Basically the problem we face with the current system of our government is that there is no apparent force that replicates successful practices from one section of the government to the others. (which was a primary goal of the founding fathers) If something works, it does not mean it will spread. This is in a way a libertarian critique, but it need not only be so.

I think this is a good wedge to discuss with progressives. Because you can find things they should want to spread, you don't need to even propose the market as a solution (its not the only one) but you need to encourage them to think seriously as to why systems seem to fail year after year even when under democratic/government control even when there are known solutions to the problems.

Robert Sperry said...

Oh and consider the Teach for America solution. Take elite ivy league students and turn them into teachers. This is not thing but a truly crass method of grabbing power the good old fashion Yale and Harvard way.

Look up the job openings for Teach for America and they are all about how to raise more money and put people in places of power...not a single job about how to synthesize their efforts or discover better scalable ways to teach children.

I have no doubt that most of the people in the organization think they are the most progressive of people. Again solving the problem seems not to be on the their agenda. (which is to close the education gap)

Dave said...

Robert, great info! I've hit wiki to follow up on Project Follow Through and DI, thanks!

To give my own answer to Aretae's question, I think there's a lot of demagoguery and resistance to change going on.

First, I'm taking as a given that progressives want equality, as Melanie rightly points out, and have a high level of distrust for free market solutions.

Second, the NEA is an extremely powerful lobby that has consistently resisted any changes that could potentially lead to a reduction in the total number of teachers. Additionally, the NEA overwhelmingly favors progressive candidates with campaign dollars.

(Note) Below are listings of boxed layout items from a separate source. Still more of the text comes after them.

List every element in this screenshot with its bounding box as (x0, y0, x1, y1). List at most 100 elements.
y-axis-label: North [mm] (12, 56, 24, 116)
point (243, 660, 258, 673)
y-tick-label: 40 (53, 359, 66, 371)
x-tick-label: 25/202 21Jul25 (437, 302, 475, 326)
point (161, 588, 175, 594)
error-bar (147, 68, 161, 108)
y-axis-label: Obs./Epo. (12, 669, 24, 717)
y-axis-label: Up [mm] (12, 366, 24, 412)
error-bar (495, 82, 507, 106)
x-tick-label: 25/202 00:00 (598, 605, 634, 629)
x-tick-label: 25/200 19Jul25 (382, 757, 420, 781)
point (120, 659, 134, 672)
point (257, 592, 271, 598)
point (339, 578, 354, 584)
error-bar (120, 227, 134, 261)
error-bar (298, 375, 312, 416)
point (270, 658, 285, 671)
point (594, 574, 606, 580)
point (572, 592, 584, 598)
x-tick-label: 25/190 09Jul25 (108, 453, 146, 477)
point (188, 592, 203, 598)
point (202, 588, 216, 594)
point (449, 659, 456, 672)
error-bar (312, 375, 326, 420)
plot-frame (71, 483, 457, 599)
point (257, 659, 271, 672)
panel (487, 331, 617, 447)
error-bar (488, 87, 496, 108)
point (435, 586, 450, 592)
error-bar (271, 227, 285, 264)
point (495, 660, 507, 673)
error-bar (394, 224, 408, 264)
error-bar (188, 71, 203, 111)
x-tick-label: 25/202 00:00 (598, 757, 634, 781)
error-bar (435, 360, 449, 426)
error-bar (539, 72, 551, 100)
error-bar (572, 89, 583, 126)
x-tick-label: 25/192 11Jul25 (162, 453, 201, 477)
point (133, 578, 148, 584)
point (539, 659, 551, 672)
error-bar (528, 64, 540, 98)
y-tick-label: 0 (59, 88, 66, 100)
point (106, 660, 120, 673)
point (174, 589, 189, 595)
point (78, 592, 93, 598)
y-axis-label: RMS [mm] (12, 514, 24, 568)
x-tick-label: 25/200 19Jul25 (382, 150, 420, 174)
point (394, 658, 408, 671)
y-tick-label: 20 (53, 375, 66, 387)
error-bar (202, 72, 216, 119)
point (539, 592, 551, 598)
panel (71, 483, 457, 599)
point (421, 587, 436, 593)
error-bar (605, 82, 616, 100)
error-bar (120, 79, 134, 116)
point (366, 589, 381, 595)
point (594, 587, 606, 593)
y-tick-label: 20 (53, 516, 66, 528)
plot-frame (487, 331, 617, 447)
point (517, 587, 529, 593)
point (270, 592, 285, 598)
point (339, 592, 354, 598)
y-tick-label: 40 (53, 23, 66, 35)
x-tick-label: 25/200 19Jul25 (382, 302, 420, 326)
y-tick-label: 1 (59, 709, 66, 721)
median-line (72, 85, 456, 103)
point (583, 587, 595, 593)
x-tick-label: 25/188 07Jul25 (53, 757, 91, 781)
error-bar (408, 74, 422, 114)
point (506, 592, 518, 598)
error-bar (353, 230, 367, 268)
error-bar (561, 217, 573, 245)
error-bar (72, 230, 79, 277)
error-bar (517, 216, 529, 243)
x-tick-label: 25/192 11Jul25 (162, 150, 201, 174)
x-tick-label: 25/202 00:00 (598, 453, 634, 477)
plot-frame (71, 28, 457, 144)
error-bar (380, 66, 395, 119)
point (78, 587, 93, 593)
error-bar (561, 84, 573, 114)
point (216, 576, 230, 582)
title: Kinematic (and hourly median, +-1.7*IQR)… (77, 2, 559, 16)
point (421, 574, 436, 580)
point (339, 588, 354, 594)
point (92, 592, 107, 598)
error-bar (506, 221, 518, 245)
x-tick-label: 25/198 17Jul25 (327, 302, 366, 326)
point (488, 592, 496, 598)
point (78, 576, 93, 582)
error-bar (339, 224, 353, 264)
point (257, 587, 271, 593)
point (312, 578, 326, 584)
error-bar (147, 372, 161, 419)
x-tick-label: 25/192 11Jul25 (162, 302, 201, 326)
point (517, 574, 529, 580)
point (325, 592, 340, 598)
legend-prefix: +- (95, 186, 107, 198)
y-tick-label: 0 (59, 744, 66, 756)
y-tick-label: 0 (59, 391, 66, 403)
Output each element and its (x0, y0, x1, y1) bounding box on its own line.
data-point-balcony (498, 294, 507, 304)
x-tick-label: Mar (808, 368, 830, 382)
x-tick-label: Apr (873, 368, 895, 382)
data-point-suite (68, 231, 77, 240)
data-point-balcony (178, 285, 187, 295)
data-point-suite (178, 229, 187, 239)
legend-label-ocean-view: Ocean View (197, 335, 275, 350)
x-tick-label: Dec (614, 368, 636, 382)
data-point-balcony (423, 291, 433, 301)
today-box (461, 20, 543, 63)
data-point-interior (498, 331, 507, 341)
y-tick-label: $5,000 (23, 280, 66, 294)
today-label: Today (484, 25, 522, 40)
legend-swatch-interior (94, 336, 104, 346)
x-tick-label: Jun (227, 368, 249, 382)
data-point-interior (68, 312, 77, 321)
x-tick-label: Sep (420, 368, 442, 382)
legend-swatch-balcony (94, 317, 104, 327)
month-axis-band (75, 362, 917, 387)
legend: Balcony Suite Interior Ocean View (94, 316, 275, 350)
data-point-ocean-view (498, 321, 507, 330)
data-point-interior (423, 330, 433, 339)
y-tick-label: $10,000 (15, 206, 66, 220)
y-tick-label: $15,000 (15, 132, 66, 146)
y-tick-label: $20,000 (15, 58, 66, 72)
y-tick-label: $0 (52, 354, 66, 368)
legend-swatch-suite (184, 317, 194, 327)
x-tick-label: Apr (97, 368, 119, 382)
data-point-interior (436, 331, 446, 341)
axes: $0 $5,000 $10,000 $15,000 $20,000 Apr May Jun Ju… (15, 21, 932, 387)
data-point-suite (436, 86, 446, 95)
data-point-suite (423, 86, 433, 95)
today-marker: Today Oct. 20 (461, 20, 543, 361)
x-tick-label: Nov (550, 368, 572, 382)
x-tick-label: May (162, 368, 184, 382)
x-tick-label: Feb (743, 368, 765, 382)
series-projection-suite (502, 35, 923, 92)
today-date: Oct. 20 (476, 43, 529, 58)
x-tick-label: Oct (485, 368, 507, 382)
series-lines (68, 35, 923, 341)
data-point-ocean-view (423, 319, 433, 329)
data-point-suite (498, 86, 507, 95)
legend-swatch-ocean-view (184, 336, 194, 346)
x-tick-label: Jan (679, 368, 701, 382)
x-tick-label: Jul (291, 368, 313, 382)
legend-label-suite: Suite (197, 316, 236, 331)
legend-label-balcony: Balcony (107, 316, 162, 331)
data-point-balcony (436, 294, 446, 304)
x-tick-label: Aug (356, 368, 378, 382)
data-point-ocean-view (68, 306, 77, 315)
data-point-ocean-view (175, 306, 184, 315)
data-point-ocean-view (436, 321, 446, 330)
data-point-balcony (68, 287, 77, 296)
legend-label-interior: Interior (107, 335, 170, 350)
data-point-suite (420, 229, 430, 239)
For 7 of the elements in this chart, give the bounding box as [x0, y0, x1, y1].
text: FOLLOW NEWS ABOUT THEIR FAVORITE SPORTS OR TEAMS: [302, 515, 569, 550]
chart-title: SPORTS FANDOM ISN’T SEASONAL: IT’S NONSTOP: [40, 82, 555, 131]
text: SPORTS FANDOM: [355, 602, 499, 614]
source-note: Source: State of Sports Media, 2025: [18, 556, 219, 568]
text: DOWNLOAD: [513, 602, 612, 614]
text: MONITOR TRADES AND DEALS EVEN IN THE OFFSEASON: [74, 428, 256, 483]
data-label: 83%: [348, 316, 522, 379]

Based on these items, progressives accept that the system isn't perfect, but for practical (loss of NEA funds) and theoretical (free markets can't be trusted) reasons progressives are unwilling to embrace any of the currently available alternatives.

I think if an alternative is proposed that makes the NEA happy and provides a measurably better result than the current public education system, they would support it.

Caveat: I'm not a progressive so there may be other motivations at work here.